Want wanneer zijn je advertentie centen het best besteed?  Vlak voor of na uitzendingen die massaal bekeken worden. En kijkcijferkanonnen als voetballer zijn worden dus grof betaald. Zelfs al zijn het snotneuzen van amper achttien.    

 HOEZO?

Eddy Merckx was ook zo’n publiekstrekker. Als hij koerste merkte je dat aan uitgestorven straten. Iedereen zat voor de buis. Door hem werd wielrennen in Belgie nog populairder en talloze jonge gastjes wilden in zijn voetsporen treden en grepen naar de fiets. Later toonden TV beelden dat Belgenland veldrijders rijk was die amper te kloppen waren. Weer kropen jonge gasten op zo’n fiets. Er kwamen steeds meer uitzendingen en de sport werd alsmaar populairder. En omdat de sport populairder werd kreeg die nog meer aandacht. In Nederland werd een darter, zo’n pijltjesgooier, wereldtop. Wedstrijden werden live uitgezonden, mensen voelden zich aan getrokken en de ene ‘dartclub’ na de andere werd opgericht. Hoe kan het dat in verschillende landen totaal verschillende sporten zo populair zijn? Door de media en niets anders.

 DUIVENSPORT

Naar verluidt waren er in Belgie kort na de oorlog bijna 40 duivenkranten en krantjes voor ongeveer 200.000 liefhebbers. Veelal regionaal. Het was voor mijn tijd, maar afgaande op de talrijke (lege) duivenhokken die je ziet als je op de fiets de Kempen doorkruis geloof ik het graag. Hoeveel duivenkranten zijn er nog over? Elk zichzelf respecterend dagblad had wekelijks zijn ‘duivenpagina’. Ik heb er nog in twee geschreven, tegelijk met twee duivenkranten. Snap nog niet hoe ik het voor elkaar kreeg. Tot voor een aantal jaren kon je meerdere Belgische dagbladen elke maandag van elke club de uitslagen lezen.

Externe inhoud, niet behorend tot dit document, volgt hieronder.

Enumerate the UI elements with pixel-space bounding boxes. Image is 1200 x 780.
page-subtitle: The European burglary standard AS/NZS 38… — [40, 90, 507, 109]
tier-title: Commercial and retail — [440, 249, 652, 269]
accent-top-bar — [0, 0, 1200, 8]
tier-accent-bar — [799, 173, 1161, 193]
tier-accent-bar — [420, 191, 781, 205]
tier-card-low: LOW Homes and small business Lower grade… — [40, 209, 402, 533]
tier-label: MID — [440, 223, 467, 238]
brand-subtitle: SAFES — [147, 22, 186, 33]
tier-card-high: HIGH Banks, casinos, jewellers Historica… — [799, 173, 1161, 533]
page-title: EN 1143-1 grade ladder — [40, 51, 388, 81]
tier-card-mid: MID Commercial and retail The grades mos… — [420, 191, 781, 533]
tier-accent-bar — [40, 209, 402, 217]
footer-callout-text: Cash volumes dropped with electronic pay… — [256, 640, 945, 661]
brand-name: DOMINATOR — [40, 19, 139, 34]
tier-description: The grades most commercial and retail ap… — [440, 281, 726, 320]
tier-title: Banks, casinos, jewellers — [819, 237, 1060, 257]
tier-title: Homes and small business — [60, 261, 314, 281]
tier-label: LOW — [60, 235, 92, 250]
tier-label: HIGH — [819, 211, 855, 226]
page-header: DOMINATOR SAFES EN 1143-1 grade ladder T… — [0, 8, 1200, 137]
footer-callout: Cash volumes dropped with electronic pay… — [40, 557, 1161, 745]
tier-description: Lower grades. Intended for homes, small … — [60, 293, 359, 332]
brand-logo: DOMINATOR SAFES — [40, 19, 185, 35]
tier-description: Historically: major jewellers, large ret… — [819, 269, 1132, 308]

In Zuid Nederland kwamen zelfs de tien eerste prijzen van elke club op ‘Omroep Brabant’, een TV zender die heel de provincie Noord Brabant bestreek. Zelfs heb ik nog mee gemaakt dat je op vrijdagavond na (of was het vòòr) het nieuws  het duivenpraatje van Pol Jacquemeyns (of hoe schrijf je dat) op TV had. Dat alles werd minder. Thans zijn we overal zo goed als uit beeld. Natuurlijk heeft dat te maken met minder liefhebbers en dus minder lezers. Maar door minder aandacht kreeg je nog minder liefhebbers. En zo was/is de cirkel rond.

 HET ERGST

In veel dagbladen heb je een hoekje voor het weer. Middels een cijfer kan je zien hoe  goed of slecht het weekend zal worden voor fietsers, wandelaars, vissers, barbecue, terrasjes enzovoorts. Daar stond ooit ook duivensport bij! Eveneens verdwenen. Maar wat ik persoonlijk het allerergste vond?

Het verdwijnen van de lossingsberichten op de Nationale omroep. Vijf minuten voor het nieuws, een beter tijdstip en een mooiere propaganda voor duivensport was er niet. Elke Belg, jong en oud, raakte vertrouwd met woorden als Quievrain, Noyon, Dourdan en zeker ook ‘wachten’. Ook dat verdween, zij het weer geleidelijk. Die lossingsberichten gingen eerst nog even over naar de commerciële omroep om dan voor goed te verdwijnen. Typerend was wat met de teletekst pagina’s van de Nederlandse TV gebeurde. Een tijdje stond ‘duivensport’ onder de rubriek ‘sport’, later onder ‘vrije tijdsbesteding’ en nog later verdween het ook daar.

 TOCH ZIN

Die clubuitslagen (eerste 10) op een TV zender of in een dagblad of streekblad hoeft ook weer niet, maar zin hadden die wel degelijk. Want wat werd ik vaak aangesproken over hoe ik gespeeld had. Door familie, zelfs mijn moeder, door de buren, de collegae op het werk en ‘vrienden en bekenden’. Elke week weer zochten ze naar mijn naam en telkens werden ze herinnerd aan ons bestaan.

 VICIEUZE CIRKEL

Dus wat zagen/zien we? Minder ‘melkers’, daardoor minder aandacht in de media, dus minder lezers. Minder lezers betekende dus nog minder aandacht in de media. En minder mmensen die zich voor de sport gingen interesseren. Het is die vicieuze cirkel die duivensport heel geleidelijk deed verworden tot ‘iets van vroeger jaren’.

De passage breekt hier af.